Acordou no outro dia com um barulho alto e forte. Vários barulhos altos e fortes depois, ele se levantou e foi para a cozinha. Lá encontrou seus pais na mesa com panquecas em cima de tábuas de carne. Estavam usando machados para cortar pedaços da panqueca, como se fosse um talher, e levavam os pedaços à boca com as mãos. Era um processo barulhento.

“O que é isso?”

“Isso o quê?”

“Que vocês estão fazendo?”

“Tomando café – fiz panquecas, quer uma? Pegue um machado, acabei de lavar”

Decidiu que era melhor deixar pra lá, e continuou o dia meio desconfiado.

Dormiu mal e acordou mal. Quando se decidiu por abrir os olhos, viu um grande olho olhando para ele – e não conteve um grito. O teto agora tinha um olho. Não um olho pintado, nem esculpido. Um verdadeiro grande olho, com veias, dutos lacrimais, pupilas, córneas e uma pálpebra, que piscou. Olhava fixamente para ele. Levantou-se e viu que na ponta da maçaneta da porta havia outro pequeno olho, e aos poucos notou que quase tudo no seu quarto tinha um olho que o observava. Enquanto o criado-mudo o seguia com o olhar, foi para a cozinha. Àquela altura ele não sabia se devia se surpreender ao ver que seus pais não tinham olhos. Olharam para ele, ou pelo menos essa era a impressão.

“Meu filho, o que é isso na sua cara?”

“O quê?”

“Tem duas coisinhas aqui, espera” pegou um lenço e esfregou os olhos do filho. “Não quer sair”

“Mãe, meus olhos!”

“Seus o quê? Meu filho, você está bem? Eu e seu pai estamos preocupados com você, você tem se comportado estranhamente nos últimos dias”

“Não tenho nada”

Quando olhou pela janela na manhã seguinte, sob o olhar vigilante do gigantesco machado, viu que o céu estava verde-limão. Antes que pudesse se espantar, sua mãe apareceu do outro lado da janela, pulando e rindo histericamente, brandindo um machado e com pedaços de panqueca mal mastigada escorrendo da boca. Pouco depois seu pai se juntou à coisa que estava acontecendo, o que quer que fosse, e em cinco minutos ele viu cinco mães suas e quatro pessoas iguais ao seu pai dançando numa espécie de ciranda no jardim, em frente ao machado, brandindo machados, enquanto saboreavam os olhos das panquecas, que davam seus últimos suspiros olhando tristemente para o céu, agora laranja.

Teve medo. Não tinha medo de esculturas inesperadas ou de gente sem olhos, mas sentiu quase um pânico por aquilo que não conseguia explicar.

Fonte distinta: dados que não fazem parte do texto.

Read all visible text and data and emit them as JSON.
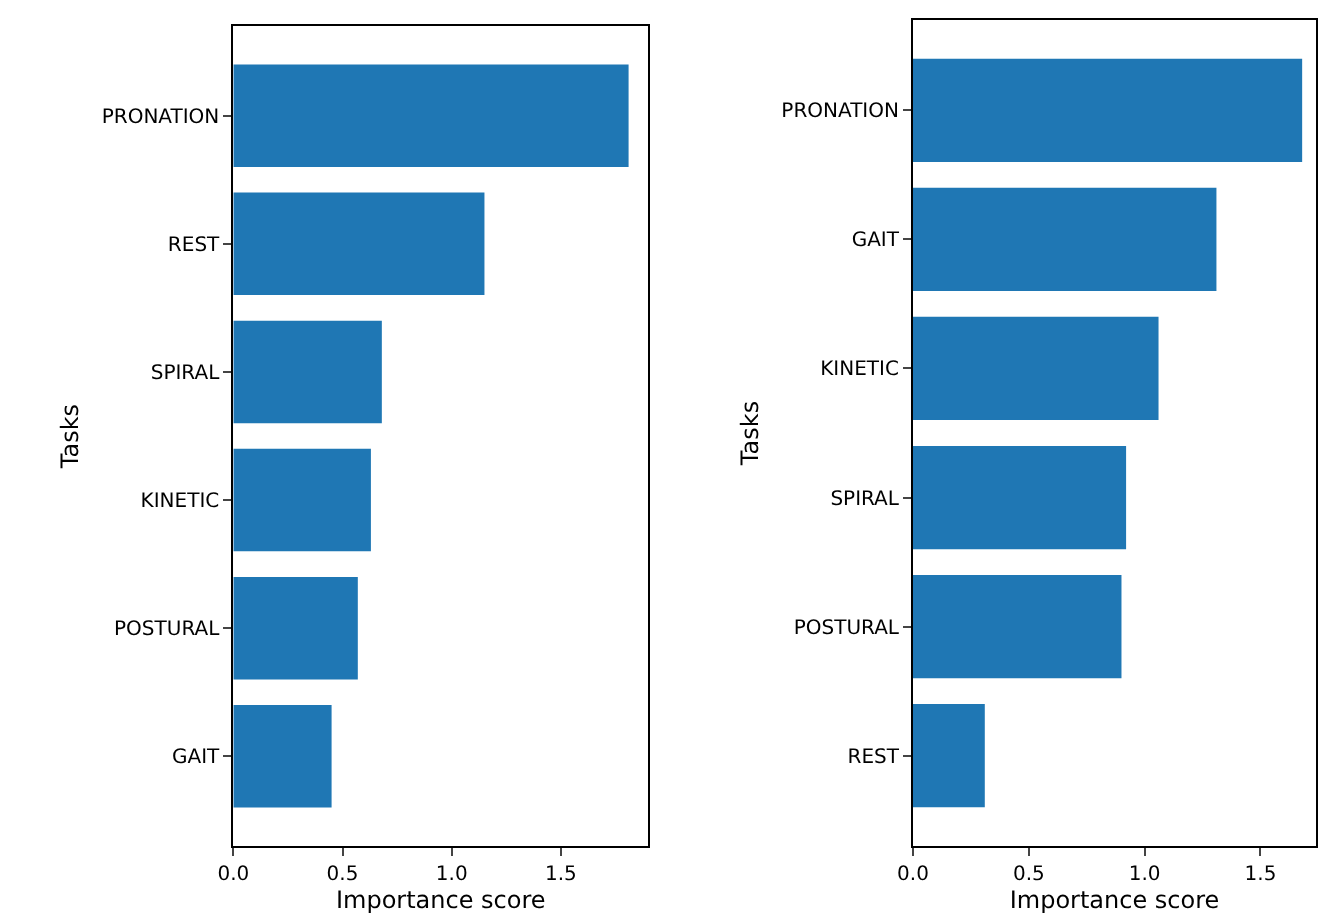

Qualquer coisa que ele tentasse pensar não fazia o menor sentido; perguntou-se se as coisas que ele achava que sabia não teriam mudado também, se ele realmente sabia alguma coisa ou se tudo não era simplesmente uma alucinação; estava num estado em que não sabia se estava louco ou se era louco antes e agora estava aos poucos vendo a realidade. Isso tudo o fez ter medo. Foi na cozinha, pegou um machado meio cego – em qual sentido? – destruiu tudo, matou seus nove pais e partiu sua própria cabeça em dois. O sangue que jorrou era roxo.